A floating structure that is already operational is the OXAGON. The OXAGON is a floating industrial complex establishes in the smart city development, NEOM, in Saudi Arabia. It is the largest floating structure in the world at seven kilometers in diameter. The OXAGON will focus on sustainability energy, autonomous mobility, water innovation, sustainable food production, health and wellbeing, technology and digital manufacturing (including telecommunications, space technology, and robotics), and modern methods of construction. The first occupants are expected in early 2022.

What are the Benefits of Floating Structures?


Floating structures differ from previous approaches to climate adaptation as rather than fighting rising sea levels, they aim to live in harmony with it. For these structures to be livable they would have to have a complete ecosystem of food, energy, and water production, as well as waste disposal or zero-waste methods. This requirement ensures that these structures are fully self-sustaining. This may make the concept of a floating structure popular with some critical infrastructure as it is required that it is disaster and climate proof.

With 90% of megacities worldwide vulnerable to rising sea levels, it is essential to have many different climate adaptation strategies developed. Many coastal cities face spatial, environmental, and demographic issues. These issues drive houses closer and closer to the water, driving up costs. Being able to produce structures that are less vulnerable to rising tides is a key method to help reduce pressure on spatial issues.

Are Floating Cities a Gimmick or a Look into the Future?
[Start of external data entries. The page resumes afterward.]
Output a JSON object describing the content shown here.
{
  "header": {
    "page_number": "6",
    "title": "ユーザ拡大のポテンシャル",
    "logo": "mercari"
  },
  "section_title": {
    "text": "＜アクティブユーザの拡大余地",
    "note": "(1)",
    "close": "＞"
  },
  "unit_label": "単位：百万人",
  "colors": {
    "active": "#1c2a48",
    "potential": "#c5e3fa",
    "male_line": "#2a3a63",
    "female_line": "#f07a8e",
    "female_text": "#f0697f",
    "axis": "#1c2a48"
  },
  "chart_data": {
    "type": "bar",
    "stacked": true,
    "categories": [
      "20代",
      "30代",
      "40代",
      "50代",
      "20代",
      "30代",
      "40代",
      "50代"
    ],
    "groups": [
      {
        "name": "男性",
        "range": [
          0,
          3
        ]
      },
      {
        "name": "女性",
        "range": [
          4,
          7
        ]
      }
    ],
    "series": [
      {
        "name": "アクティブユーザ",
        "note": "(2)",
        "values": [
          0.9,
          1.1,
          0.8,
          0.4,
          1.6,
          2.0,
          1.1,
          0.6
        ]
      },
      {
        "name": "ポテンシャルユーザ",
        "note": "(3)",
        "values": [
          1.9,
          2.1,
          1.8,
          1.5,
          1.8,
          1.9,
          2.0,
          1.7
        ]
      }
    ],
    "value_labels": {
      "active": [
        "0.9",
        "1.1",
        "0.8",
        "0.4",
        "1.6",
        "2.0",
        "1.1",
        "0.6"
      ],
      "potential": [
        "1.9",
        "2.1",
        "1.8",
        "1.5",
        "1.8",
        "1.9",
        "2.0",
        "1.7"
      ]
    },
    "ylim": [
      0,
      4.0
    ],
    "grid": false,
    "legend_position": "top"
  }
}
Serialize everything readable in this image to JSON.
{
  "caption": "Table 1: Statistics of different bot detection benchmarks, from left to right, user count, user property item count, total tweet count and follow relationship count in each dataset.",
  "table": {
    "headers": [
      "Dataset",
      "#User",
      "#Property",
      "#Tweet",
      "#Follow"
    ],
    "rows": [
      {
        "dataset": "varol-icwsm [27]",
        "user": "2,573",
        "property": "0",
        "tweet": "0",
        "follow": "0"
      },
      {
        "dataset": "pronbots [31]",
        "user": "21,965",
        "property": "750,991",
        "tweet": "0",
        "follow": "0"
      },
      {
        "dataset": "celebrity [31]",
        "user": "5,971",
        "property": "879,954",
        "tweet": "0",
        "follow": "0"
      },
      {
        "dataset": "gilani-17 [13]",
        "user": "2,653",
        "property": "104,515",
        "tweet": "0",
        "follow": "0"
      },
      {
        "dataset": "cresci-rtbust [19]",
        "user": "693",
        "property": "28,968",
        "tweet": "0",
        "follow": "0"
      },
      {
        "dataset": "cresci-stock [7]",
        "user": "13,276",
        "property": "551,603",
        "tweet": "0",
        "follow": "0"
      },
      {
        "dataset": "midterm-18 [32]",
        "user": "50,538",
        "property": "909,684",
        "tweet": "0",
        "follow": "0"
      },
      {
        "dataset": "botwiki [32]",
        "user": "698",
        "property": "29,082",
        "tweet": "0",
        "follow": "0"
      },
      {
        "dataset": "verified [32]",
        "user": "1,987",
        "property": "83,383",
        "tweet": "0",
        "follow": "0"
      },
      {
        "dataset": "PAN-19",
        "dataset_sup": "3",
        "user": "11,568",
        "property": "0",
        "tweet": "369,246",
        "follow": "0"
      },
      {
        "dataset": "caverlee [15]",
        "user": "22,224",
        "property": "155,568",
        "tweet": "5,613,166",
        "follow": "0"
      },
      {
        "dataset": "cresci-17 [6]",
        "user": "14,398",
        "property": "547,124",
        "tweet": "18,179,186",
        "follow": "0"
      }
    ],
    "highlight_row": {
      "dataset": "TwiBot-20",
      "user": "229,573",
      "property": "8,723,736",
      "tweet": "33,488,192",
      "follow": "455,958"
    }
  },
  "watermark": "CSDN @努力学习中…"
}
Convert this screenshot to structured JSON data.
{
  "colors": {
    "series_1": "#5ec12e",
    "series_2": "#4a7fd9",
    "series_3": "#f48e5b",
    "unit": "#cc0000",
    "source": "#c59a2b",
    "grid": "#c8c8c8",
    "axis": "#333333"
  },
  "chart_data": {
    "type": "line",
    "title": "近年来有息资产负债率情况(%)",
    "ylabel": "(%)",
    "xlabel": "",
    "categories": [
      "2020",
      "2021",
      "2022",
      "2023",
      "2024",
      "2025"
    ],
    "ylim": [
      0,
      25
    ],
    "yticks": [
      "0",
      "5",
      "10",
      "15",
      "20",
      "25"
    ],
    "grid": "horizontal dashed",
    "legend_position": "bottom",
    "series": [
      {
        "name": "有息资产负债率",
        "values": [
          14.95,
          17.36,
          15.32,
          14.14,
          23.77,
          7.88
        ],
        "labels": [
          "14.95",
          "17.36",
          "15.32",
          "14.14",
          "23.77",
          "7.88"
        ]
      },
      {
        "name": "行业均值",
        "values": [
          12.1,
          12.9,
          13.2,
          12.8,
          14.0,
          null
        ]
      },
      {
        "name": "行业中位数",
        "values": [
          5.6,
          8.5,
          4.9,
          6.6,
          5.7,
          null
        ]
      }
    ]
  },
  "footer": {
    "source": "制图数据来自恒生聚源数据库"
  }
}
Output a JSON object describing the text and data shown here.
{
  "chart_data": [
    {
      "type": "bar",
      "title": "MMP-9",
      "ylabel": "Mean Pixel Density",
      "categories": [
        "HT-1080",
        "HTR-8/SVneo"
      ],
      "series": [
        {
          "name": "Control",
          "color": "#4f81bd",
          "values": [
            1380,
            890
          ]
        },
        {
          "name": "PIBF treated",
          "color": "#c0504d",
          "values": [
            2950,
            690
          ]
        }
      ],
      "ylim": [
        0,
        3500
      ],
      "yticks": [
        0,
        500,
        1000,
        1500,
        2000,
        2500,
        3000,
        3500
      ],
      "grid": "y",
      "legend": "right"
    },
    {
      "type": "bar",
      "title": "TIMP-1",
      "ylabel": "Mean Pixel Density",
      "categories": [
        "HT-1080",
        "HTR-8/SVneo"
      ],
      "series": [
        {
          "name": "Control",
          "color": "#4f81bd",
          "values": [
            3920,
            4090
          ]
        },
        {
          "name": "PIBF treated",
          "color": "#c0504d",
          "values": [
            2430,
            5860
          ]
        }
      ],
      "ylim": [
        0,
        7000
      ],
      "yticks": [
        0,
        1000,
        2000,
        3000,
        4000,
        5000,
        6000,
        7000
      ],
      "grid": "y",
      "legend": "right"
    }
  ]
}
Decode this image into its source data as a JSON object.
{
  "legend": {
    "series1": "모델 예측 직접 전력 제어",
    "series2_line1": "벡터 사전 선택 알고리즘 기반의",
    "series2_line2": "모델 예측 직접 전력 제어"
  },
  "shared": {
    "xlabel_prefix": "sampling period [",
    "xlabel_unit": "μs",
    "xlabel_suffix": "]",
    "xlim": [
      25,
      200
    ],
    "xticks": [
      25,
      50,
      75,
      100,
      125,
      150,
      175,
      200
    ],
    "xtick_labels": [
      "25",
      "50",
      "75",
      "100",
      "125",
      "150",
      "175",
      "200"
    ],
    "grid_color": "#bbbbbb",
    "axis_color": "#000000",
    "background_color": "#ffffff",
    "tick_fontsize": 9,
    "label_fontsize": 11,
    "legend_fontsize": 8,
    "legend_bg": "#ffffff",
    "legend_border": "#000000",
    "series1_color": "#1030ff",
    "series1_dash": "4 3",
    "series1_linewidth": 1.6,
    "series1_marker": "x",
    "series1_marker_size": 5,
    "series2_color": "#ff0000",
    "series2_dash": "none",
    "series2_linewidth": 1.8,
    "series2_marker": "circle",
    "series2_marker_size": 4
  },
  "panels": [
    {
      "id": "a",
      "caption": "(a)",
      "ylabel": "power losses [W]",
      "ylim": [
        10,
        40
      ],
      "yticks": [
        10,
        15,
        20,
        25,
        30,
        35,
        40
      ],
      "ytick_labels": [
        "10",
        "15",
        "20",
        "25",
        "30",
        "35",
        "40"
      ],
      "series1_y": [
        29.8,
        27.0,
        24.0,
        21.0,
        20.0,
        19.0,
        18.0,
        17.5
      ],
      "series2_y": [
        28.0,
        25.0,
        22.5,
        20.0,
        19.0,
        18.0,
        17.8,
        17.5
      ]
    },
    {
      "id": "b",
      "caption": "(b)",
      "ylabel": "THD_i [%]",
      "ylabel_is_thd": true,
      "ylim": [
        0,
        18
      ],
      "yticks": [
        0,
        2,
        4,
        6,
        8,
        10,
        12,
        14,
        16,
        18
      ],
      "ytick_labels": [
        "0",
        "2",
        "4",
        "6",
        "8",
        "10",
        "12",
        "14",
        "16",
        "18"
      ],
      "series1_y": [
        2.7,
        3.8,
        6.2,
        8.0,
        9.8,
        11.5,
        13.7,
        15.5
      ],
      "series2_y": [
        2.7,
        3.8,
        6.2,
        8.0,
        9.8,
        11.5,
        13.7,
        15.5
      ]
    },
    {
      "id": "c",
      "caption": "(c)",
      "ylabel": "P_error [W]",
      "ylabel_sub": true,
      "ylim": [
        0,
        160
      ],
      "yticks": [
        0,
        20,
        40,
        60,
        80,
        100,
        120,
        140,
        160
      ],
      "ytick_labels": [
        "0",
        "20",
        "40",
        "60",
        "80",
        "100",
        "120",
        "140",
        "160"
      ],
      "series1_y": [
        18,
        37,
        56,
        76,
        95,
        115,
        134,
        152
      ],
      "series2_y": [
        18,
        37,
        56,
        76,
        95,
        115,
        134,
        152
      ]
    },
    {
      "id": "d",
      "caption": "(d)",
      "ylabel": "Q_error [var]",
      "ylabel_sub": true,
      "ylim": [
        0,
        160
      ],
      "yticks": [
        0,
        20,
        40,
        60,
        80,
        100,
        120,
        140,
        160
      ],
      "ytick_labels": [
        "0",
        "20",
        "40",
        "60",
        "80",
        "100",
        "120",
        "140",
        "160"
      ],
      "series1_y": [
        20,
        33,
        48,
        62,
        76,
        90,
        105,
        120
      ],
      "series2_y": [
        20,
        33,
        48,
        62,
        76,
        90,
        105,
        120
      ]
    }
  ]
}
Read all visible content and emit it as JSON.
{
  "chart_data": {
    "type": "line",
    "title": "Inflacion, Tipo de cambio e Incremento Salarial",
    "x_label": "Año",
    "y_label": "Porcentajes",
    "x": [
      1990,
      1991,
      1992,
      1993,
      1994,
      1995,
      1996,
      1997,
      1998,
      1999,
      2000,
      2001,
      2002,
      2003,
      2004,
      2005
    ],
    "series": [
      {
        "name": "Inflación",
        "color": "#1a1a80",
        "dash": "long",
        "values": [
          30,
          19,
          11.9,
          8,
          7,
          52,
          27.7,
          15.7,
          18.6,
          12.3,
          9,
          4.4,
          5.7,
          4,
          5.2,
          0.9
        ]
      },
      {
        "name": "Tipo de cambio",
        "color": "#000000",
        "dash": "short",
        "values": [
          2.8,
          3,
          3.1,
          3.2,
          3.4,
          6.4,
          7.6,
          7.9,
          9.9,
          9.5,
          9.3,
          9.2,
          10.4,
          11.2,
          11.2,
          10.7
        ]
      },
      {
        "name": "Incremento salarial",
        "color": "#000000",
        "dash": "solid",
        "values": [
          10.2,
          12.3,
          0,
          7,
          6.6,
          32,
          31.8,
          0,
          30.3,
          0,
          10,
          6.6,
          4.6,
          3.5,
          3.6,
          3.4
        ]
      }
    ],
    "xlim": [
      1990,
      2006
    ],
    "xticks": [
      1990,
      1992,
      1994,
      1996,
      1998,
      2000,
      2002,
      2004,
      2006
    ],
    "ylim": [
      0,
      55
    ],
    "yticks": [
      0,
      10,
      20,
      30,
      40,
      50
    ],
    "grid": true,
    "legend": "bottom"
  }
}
Floating infrastructures are attracting more investment especially with the focus on climate adaptation, which was a key consideration at COP26. Climate adaptation is the change in mindset from fighting the already changing climate to growing with it. The ability to keep critical infrastructure safe from a changing climate is a crucial concern for many cities. Creating future-proof structures is essential for cities to function. However, the innovation and cost required to create a fully functioning floating city will not allow it to be a widespread solution. Furthermore, the structures are limited by the type of coastline that would be suitable for these structures.  

A major issue with floating cities is the perception. It would be very difficult to get a large volume of people to live on these structures. Nevertheless, there are many examples of cities incorporating floating structures. For example, the city of Amsterdam has hundreds of houses along its waterways that are very popular with residents. There have also been other floating innovations, such as floating farms and floating hospitals, which could gain some traction in the future. The blue-tech innovations that come from projects such as the floating city and OXAGON can have far reaching applications. Therefore, these types of projects are important for the future of cities, critical infrastructure, and urban environments.  

Overall, floating cities are not expected to become a widespread solution for cities spatial and climate issues. However, the innovation that comes from these projects will have global relevance. Furthermore, there will be an increase in floating structures and blue tech innovations.